Der Eigentümer des beschädigten PKW braucht sich weder ein Mitverschulden anrechnen zu lassen (§ 254 BGB), noch ist eine Ersatzpflicht bereits dem Grunde nach ausgeschlossen, weil er sein Fahrzeug im Haltverbot der Wendefläche geparkt hatte. Das wäre nur denkbar, wenn dieses Verbot gerade vor solchen Schäden schützen sollte, wie es etwa denkbar wäre, wenn ein Fahrzeug in einem Bereich zu Schaden kommt, wo nach § 39 Abs. 8 StVO das Sinnbild „Steinschlag“ als Gefahrzeichen aufgestellt ist. So liegt die Sache aber nicht.
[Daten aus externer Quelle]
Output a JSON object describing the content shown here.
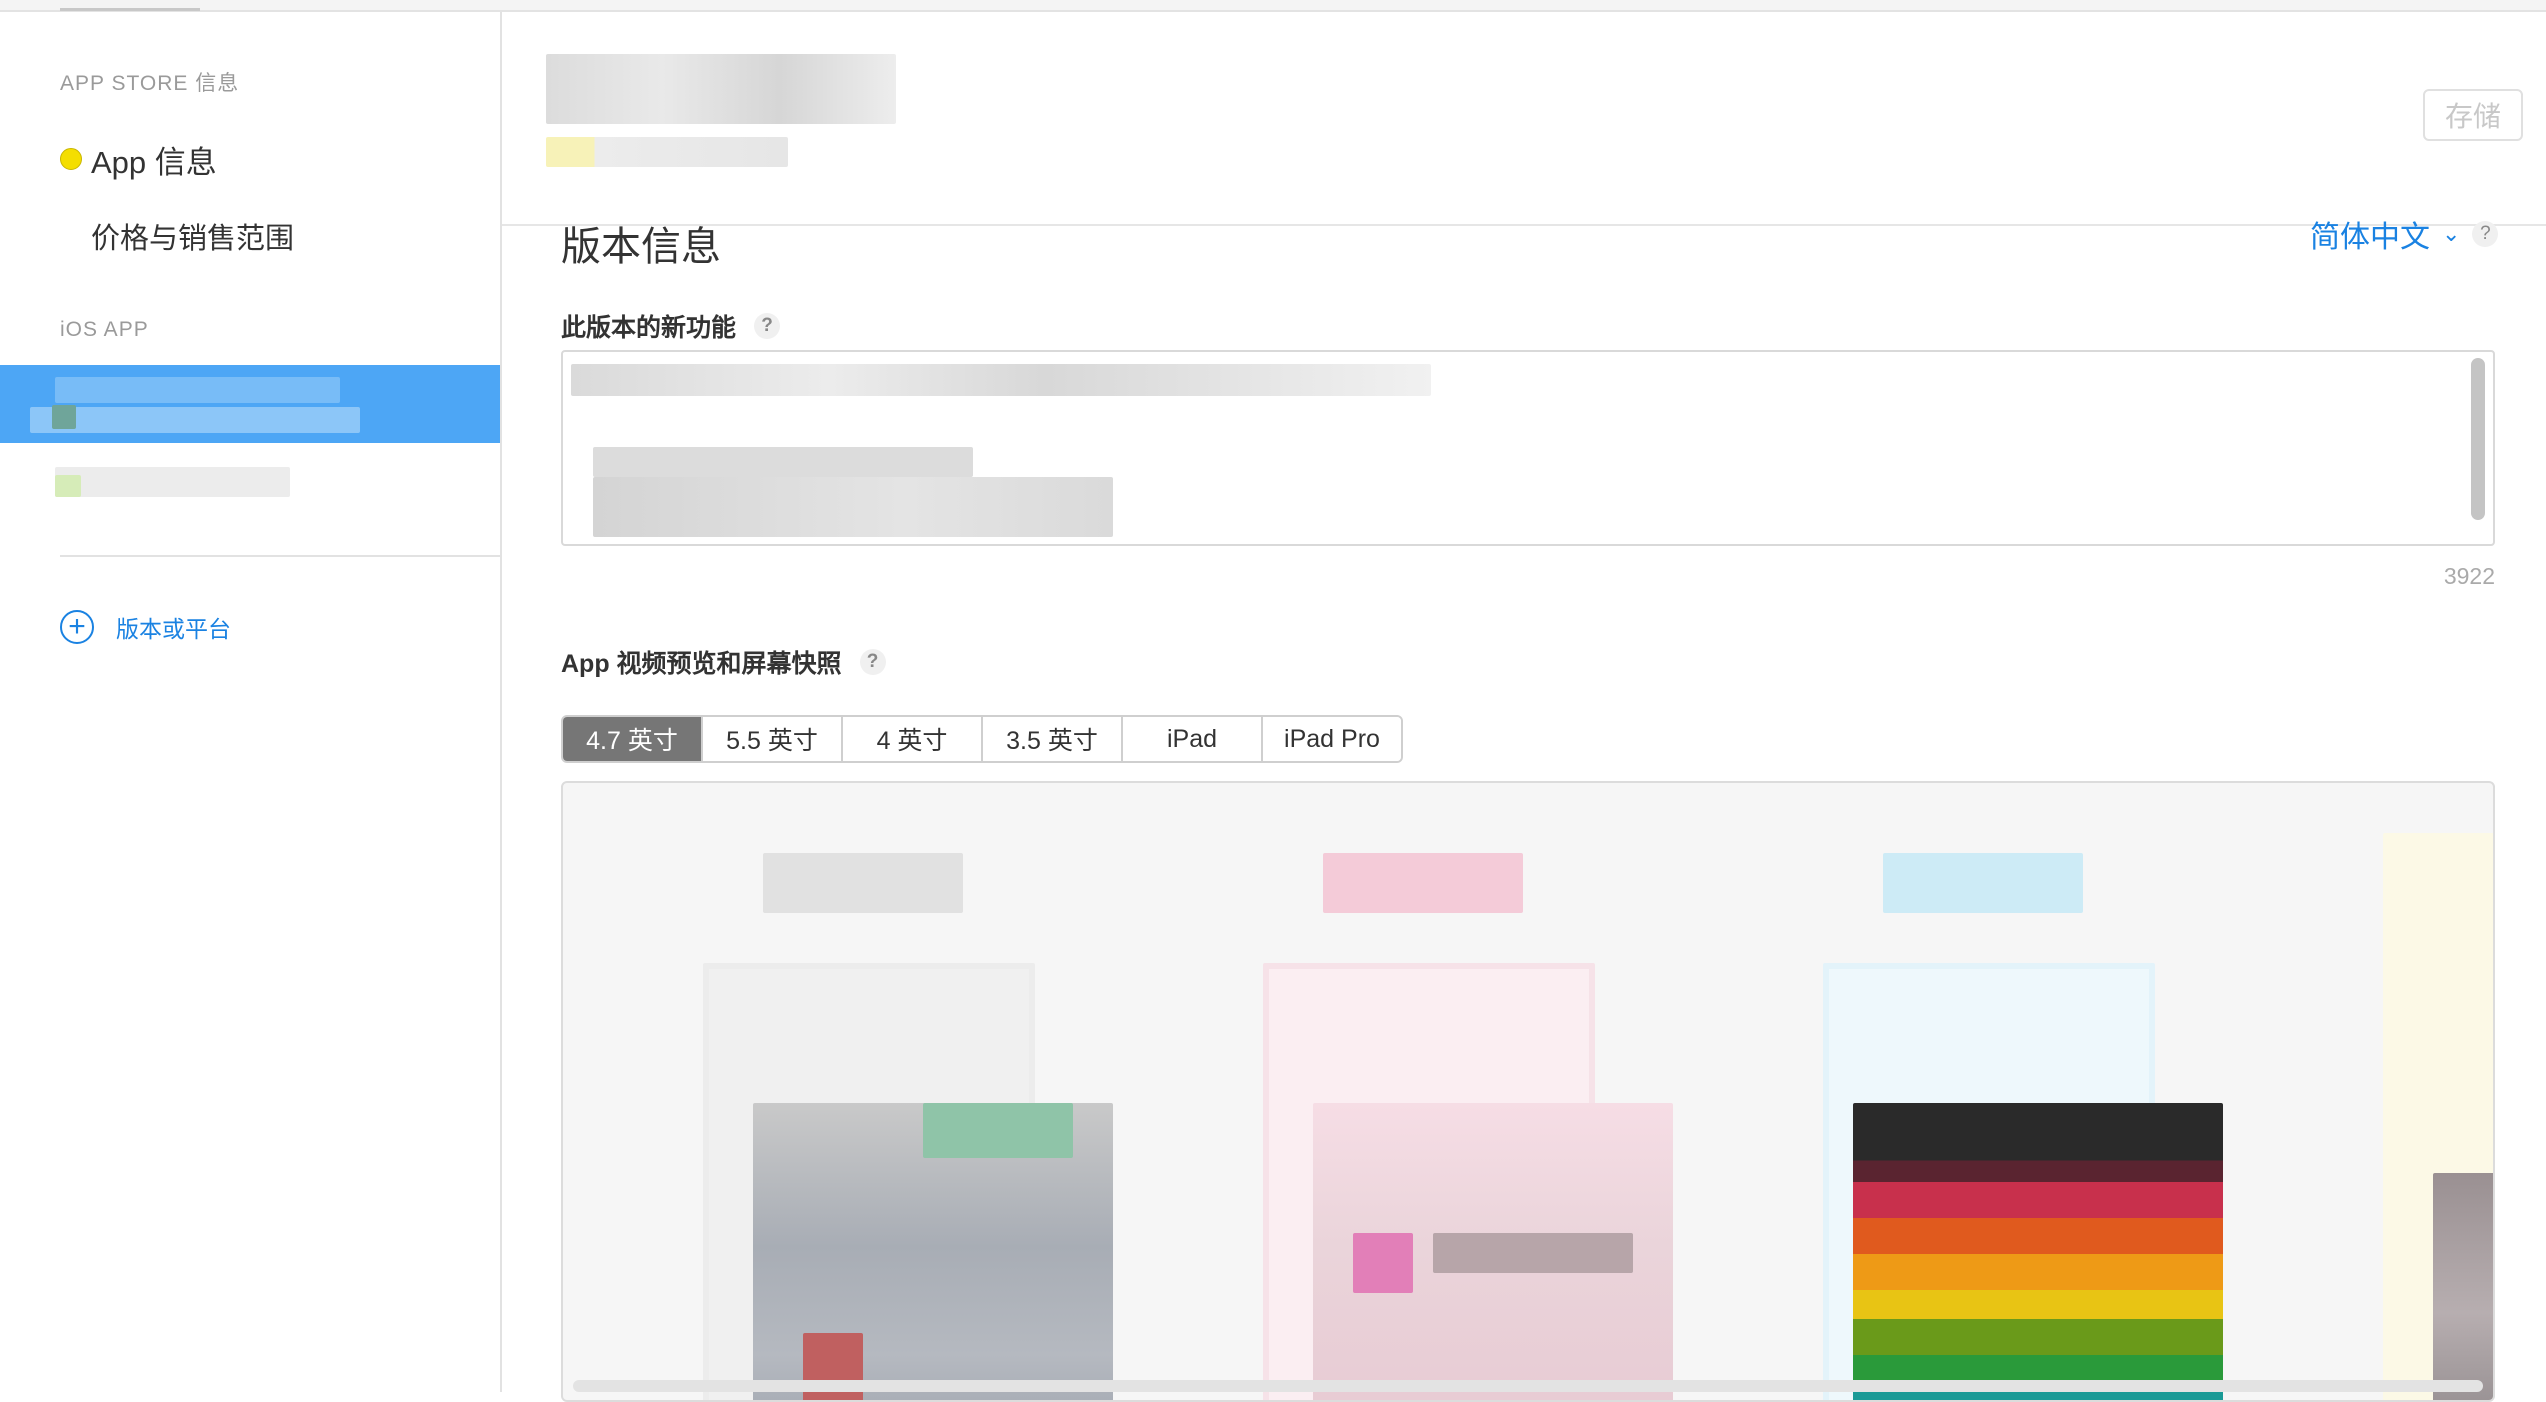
{
  "sidebar": {
    "appstore_heading": "APP STORE 信息",
    "items": [
      {
        "label": "App 信息",
        "status_color": "#f4de00"
      },
      {
        "label": "价格与销售范围"
      }
    ],
    "ios_heading": "iOS APP",
    "add_label": "版本或平台"
  },
  "header": {
    "save_label": "存储"
  },
  "version_section": {
    "title": "版本信息",
    "language": "简体中文",
    "whats_new_label": "此版本的新功能",
    "char_count": "3922"
  },
  "media_section": {
    "label": "App 视频预览和屏幕快照",
    "size_tabs": [
      "4.7 英寸",
      "5.5 英寸",
      "4 英寸",
      "3.5 英寸",
      "iPad",
      "iPad Pro"
    ],
    "active_tab": "4.7 英寸"
  },
  "help_glyph": "?",
  "colors": {
    "accent": "#1a82e2",
    "selected_bg": "#4da6f5",
    "status_dot": "#f4de00"
  }
}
Das Haltverbot diente offensichtlich nicht dem Schutz vor umstürzenden Bäumen, sondern dem Freihalten des Wendebereiches, um Platz für wendende Fahrzeuge zu erhalten. Dann fehlt es aber am erforderlichen Schutzzweckzusammenhang für eine Obliegenheitsverletzung. Und erst Recht scheitert der Schadensersatzanspruch nicht daran, dass gar kein zu sichernder Verkehr eröffnet worden wäre. Denn die Verkehrseröffnung ergibt sich aus § 13 StrG (Gemeingebrauch der öffentlichen Straße) und wird durch die Anordnung des Haltverbots nicht aufgehoben.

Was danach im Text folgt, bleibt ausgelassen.